President Trump's Department of Labor just dropped a number so staggering it makes your average government boondoggle look like a rounding error. Deputy Labor Secretary Keith Sonderling confirmed that $135 billion in COVID-era unemployment insurance was stolen through fraud during the Biden administration — one of the largest taxpayer thefts in American history.
One hundred and thirty-five billion dollars. That's roughly the entire GDP of Hungary just vanishing into the pockets of fraudsters while Biden's team was busy arguing about pronouns.
Sonderling laid out the jaw-dropping details in an interview with Benny Johnson. During COVID, $900 billion was distributed through unemployment insurance programs to help Americans get back on their feet after job losses. Noble enough goal. But under Biden's watch, the controls disappeared, the states turned a blind eye, and the money flowed like an open fire hydrant in July.
And where did it flow? Oh, you're going to love this. They were cutting checks to people sitting in prison — folks who obviously weren't looking for work unless you count smuggling contraband as a side hustle. They were paying children under 14. Three-year-olds. Seven-year-olds. Apparently toddlers were collecting unemployment benefits in Biden's America.
"135 billion is one of the largest taxpayer thefts in history," Sonderling said. He's being polite. It's not just theft — it's a fraud factory that ran for years with nobody at the wheel.
Sonderling credited President Trump for establishing the White House task force on fraud and appointing Vice President J.D. Vance to lead it. "They've put such tremendous efforts across all agencies to really root out fraud, particularly in government programs that gives out your hard-earned taxpayers dollars to individuals," Sonderling told Johnson.

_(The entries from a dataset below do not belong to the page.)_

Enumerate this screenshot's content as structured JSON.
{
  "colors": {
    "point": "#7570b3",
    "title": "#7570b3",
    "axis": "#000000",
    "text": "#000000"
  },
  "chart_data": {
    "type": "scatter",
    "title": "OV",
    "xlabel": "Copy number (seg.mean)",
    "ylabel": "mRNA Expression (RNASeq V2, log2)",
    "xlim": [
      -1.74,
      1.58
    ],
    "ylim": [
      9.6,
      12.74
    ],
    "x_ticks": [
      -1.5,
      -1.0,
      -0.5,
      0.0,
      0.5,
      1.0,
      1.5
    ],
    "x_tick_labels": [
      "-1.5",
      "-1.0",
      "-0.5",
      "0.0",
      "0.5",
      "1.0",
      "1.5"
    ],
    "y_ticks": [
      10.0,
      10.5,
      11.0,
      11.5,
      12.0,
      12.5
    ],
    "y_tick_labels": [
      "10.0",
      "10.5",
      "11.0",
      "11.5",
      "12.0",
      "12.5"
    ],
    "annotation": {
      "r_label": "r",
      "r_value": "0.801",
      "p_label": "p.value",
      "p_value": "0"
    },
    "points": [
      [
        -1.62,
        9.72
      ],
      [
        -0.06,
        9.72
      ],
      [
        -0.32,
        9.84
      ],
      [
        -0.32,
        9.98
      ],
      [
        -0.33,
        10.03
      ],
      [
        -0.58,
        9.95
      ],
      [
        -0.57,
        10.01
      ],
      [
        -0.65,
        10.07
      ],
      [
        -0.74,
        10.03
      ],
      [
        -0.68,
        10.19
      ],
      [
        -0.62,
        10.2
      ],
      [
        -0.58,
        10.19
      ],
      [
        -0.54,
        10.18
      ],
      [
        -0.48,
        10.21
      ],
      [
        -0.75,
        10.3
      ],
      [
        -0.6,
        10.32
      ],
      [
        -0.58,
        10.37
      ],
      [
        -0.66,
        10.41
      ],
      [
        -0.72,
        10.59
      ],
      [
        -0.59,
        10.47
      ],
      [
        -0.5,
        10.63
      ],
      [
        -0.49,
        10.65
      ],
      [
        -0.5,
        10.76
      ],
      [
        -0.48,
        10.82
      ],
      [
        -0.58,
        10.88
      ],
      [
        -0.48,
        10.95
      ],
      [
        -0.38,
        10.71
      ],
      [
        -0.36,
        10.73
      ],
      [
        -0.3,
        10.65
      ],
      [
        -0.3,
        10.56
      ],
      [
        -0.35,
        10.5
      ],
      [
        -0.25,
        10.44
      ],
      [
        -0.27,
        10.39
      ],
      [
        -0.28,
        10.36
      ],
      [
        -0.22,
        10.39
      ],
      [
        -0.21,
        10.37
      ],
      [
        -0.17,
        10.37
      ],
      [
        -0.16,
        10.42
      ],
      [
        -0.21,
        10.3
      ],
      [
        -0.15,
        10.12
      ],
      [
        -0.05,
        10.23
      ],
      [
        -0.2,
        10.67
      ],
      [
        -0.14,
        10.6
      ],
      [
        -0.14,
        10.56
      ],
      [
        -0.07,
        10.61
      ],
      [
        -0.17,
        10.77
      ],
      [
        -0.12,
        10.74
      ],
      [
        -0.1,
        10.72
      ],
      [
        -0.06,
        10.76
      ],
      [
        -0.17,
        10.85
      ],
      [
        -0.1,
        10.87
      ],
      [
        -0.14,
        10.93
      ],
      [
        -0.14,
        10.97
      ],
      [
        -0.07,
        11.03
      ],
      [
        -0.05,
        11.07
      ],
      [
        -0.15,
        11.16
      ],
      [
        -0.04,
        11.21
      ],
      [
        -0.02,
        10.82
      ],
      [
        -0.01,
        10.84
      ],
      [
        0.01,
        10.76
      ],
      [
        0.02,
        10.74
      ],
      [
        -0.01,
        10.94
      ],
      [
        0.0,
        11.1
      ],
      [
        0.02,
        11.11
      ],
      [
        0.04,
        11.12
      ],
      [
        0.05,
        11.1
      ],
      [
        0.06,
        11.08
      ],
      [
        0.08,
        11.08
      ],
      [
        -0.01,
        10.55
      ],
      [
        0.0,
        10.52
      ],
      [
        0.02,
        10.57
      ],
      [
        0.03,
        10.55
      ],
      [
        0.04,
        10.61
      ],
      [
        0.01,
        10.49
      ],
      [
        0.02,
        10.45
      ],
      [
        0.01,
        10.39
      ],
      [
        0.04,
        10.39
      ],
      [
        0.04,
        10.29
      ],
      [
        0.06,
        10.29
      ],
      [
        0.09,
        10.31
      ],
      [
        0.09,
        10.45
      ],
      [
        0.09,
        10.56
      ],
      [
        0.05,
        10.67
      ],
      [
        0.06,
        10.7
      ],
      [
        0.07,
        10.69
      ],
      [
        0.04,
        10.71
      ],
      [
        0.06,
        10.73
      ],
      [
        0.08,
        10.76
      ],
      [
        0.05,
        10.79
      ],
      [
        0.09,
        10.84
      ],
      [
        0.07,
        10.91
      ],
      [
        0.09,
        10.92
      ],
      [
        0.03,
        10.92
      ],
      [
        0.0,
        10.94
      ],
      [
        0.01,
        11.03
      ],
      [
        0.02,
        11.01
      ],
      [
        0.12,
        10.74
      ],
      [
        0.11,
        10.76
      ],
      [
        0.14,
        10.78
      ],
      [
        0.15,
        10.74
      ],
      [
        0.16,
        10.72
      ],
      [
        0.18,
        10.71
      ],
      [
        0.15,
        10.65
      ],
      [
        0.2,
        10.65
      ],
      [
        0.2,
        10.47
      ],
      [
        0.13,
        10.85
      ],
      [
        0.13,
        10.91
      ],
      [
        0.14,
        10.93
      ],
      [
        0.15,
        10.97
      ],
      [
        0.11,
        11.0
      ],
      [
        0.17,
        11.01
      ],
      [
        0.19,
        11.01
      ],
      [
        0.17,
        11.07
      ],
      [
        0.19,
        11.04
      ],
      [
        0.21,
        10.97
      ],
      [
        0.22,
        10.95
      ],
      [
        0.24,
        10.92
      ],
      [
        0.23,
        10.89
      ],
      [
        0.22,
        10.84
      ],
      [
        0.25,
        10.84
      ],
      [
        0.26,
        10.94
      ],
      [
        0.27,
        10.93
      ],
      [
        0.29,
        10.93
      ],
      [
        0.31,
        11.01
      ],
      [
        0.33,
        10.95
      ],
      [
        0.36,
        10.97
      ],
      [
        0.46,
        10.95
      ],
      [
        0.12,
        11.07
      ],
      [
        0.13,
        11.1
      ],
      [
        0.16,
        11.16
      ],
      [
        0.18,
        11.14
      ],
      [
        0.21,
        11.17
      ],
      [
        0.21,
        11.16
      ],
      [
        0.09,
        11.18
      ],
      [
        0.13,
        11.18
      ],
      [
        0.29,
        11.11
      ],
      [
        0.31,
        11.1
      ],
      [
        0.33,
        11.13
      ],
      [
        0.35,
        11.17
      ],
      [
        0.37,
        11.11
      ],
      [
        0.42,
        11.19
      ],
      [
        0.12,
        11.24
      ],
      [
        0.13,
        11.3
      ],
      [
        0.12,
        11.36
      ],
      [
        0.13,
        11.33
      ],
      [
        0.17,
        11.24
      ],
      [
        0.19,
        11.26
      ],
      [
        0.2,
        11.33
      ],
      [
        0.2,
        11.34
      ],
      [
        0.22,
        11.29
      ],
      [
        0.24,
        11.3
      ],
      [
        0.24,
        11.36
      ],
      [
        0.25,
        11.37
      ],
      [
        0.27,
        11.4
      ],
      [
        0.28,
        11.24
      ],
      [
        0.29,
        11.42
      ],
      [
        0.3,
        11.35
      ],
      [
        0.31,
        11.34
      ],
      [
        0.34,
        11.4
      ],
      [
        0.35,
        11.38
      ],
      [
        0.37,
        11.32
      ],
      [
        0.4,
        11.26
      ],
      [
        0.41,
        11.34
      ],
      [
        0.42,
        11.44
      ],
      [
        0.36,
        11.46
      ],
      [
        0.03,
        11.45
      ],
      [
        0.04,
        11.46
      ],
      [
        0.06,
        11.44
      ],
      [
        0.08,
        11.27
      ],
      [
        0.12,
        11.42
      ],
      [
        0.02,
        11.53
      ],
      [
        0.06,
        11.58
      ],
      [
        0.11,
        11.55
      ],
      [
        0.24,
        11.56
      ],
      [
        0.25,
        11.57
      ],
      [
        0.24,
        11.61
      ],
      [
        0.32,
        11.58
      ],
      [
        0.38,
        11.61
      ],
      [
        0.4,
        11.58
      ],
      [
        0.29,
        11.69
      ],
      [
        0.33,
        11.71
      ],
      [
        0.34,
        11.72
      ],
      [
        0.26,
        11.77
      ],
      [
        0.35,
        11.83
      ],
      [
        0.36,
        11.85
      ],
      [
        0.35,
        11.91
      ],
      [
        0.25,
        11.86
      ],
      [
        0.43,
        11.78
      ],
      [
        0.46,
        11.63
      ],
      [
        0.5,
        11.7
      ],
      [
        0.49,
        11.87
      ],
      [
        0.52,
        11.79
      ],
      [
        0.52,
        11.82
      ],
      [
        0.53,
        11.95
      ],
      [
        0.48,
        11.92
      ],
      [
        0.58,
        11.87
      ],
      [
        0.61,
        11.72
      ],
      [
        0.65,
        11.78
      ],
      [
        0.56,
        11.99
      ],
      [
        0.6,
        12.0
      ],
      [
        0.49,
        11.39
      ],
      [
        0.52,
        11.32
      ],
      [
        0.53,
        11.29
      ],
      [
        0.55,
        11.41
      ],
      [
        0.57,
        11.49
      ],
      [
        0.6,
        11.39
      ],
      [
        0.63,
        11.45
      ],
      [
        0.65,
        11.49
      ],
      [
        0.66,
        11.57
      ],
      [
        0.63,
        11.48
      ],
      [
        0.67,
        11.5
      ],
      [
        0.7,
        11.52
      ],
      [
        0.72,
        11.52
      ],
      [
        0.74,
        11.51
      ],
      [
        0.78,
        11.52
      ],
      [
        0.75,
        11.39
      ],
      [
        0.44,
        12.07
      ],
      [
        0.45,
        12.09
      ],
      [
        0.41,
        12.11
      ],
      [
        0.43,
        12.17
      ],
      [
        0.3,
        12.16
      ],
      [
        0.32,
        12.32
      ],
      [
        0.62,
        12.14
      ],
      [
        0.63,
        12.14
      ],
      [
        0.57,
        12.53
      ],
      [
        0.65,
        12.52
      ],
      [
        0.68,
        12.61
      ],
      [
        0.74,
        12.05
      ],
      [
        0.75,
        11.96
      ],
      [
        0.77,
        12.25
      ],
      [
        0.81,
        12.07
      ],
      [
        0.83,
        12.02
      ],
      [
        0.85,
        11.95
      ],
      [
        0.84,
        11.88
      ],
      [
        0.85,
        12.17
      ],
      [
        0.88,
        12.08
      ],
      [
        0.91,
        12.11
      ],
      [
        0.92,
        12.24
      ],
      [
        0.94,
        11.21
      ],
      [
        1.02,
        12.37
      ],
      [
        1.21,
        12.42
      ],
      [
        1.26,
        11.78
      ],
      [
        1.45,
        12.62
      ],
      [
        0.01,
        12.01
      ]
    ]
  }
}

Let that sink in. It took a new administration walking in the door and actually opening the books to discover that the previous crew had let $135 billion walk out the back. The Biden administration's approach to oversight was apparently the same as their approach to the border — just let it happen and hope nobody notices.
"How did that happen?" Sonderling asked rhetorically. "It was a lack of controls, it was states just turning a blind eye and letting this money flow." In other words, the system wasn't broken — it was deliberately left unguarded. When you make it easier to commit fraud than to fill out a legitimate unemployment claim, you're not running a safety net. You're running a casino where the house always loses.
The task force under Vance isn't just about pointing fingers, though that part is deeply satisfying. Sonderling said the Department of Labor is "taking some really extraordinary measures" to ensure this kind of wholesale looting never happens again. With the Vice President's task force, he said, "it's really making sure that never happens again."
We spent four years listening to Biden's people lecture us about "investing in America" and "building back better." Turns out the investment was in fraud and the only thing they built was a $135 billion hole in the taxpayer's pocket. Every DOGE-style audit this administration runs keeps pulling back the curtain on the same ugly picture — a government that was bleeding money because the people in charge either didn't care or were in on the joke.
Three-year-olds collecting unemployment. Prisoners cashing government checks. $135 billion gone. And they want us to trust them with the country again.